El primer raspón se lo dio con catorce meses. Estrenaba sandalias y quiso perseguir a unas bicicletas que pasaban de largo junto a su casa. No calculó bien el peso de su nuevo calzado, si es que a esa edad se calculan las cosas, y cayó de rodillas sobre el asfalto. Las palmas de las manos pararon el golpe, pero, aun así, el susto se le metió dentro del cuerpo, aunque no supo muy bien por dónde. Lloró unos segundos, más por la novedad de lo ocurrido que por el arañazo y las gotitas rojas. Bastó una mirada de mamá para lamer las heridas de la rodilla izquierda, una explicación en voz calmada y el incentivo de seguir jugando juntos. En realidad, él no recuerda esa caída, pero se la narraron tantas veces que se ha ganado un hueco en su memoria.
El segundo raspón del que sí se acuerda se lo hizo al caer de su propia bicicleta. Bajaba la cuesta más empinada del pueblo, a pesar de que se lo habían prohibido. Pablo insinuó que tenía miedo y, ante tal acusación, no tuvo más remedio que lanzarse colina abajo sin casi tiempo para poner los pies sobre los pedales. Salió volando, según Pablo, como un superhéroe que intentaba cazar a un villano, y aterrizó (y rebotó) de costado. Las heridas le duraron semanas; el castigo de sus padres, todo el mes de agosto; la leyenda de su hazaña, todavía reluce con el carajillo en la mano.

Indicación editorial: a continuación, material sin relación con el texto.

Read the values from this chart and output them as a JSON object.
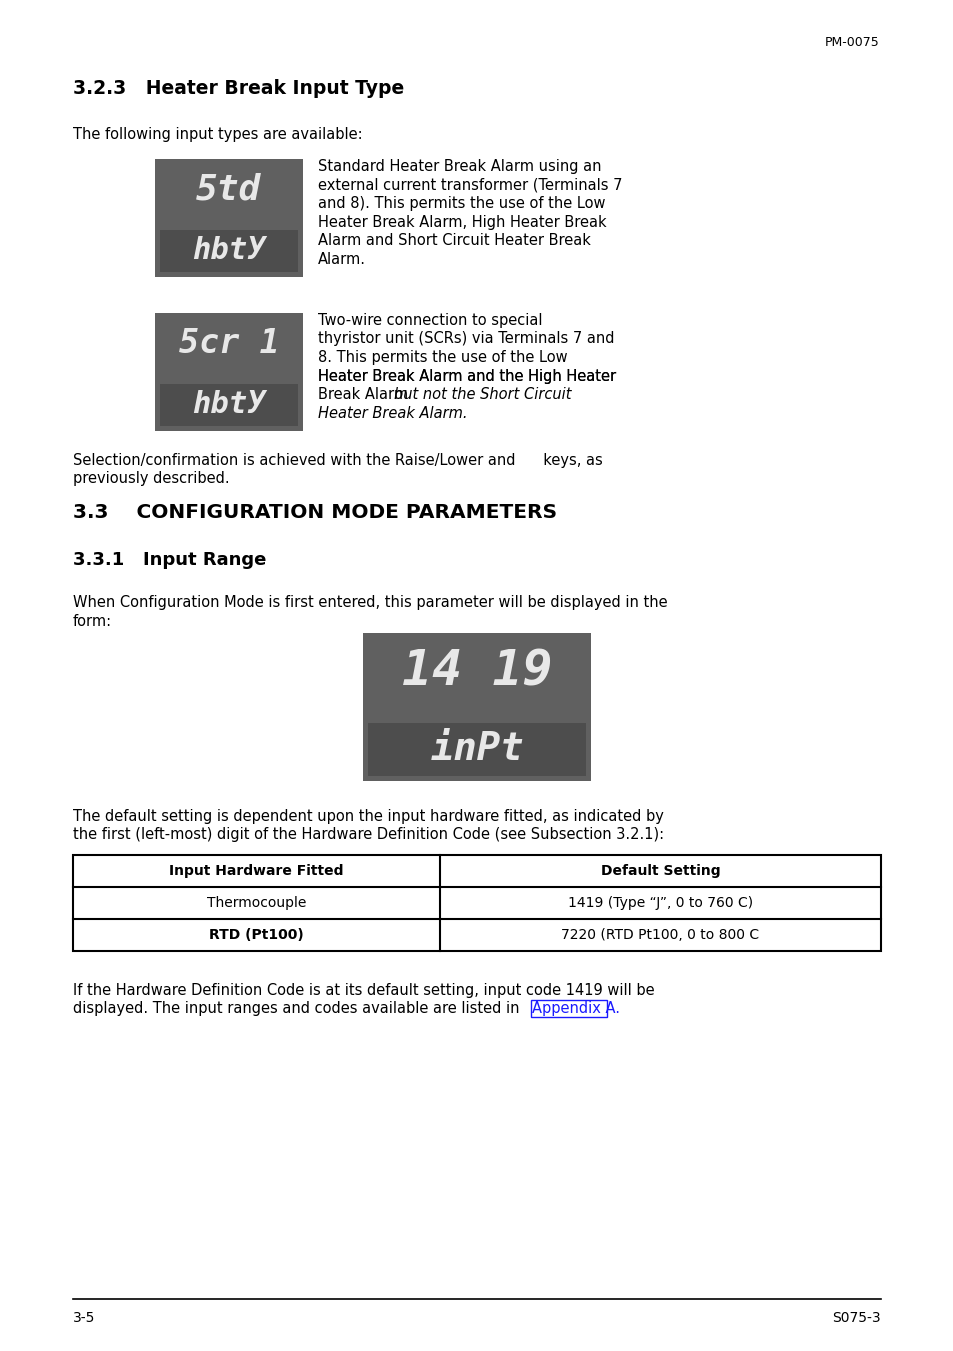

El tercer raspón grande se lo hizo a los quince años, en el portal donde vivía Carlota. El sol se resistía a desaparecer detrás de los edificios y el cierzo jugaba con su falda. Él se había puesto la ropa de los bautizos: vaqueros de marca, camisa y hasta zapatos. Y todo a pesar de que el calor de ese veinte de mayo se parecía más bien al de un treinta y uno de julio. Carlota rechazó su invitación pese a llevar la indumentaria completa y sintió que ese raspazo le atravesaba la ropa.
El cuarto raspón tuvo nombre y apellidos: Gonzalo Girol, el arquitecto que le arrebató el puesto por el que tanto se había esforzado. Compitieron durante años y, cuando creía que tenía suficientes tiritas para cubrir sus rasguños y la fuerza para propinar el golpe de gracia, Gonzalo le presentó a su tío, nuevo socio del despacho donde se dejaban los cuernos.
El quinto raspón gordo se lo llevó un veintidós de diciembre, aunque ese día apenas lo recuerda. Sí sueña a menudo con el que vino después. Se vistió de negro, se puso la corbata, estrecho manos, fingió muecas que casi parecían sonrisas, y aceptó palabras de consuelo que no cumplían con lo prometido. Veló a sus padres durante dos días y se despidió de ellos en el cementerio del pueblo. Su mujer, embarazada de los mellizos, apenas pudo subir la cuesta por la que él había hecho historia.
El sexto, el séptimo, el octavo, el noveno y todos los demás ya no ocurrieron en su cuerpo, aunque los sintiera como si fueran suyos. Los mellizos también se tiraron a lo loco por rampas empinadas, también se enamoraron a destiempo y del alma errónea, también perdieron trabajos, personas y sueños.
El raspón número cien se lo acaba de dar su nieto delante de sus ojos, sin que él haya podido hacer nada para evitarlo. El primero de tantos. Ni siquiera ha llorado. Se ha sentado en el suelo y se ha frotado las manos para librarse del dolor. Mientras lo observa toquiteando sus sandalias nuevas (como si ya estuviera buscando un culpable) y aun sabiendo que todas las caídas dejan huellas, por pequeñas que sean, le desea y se desea un montón de raspones más.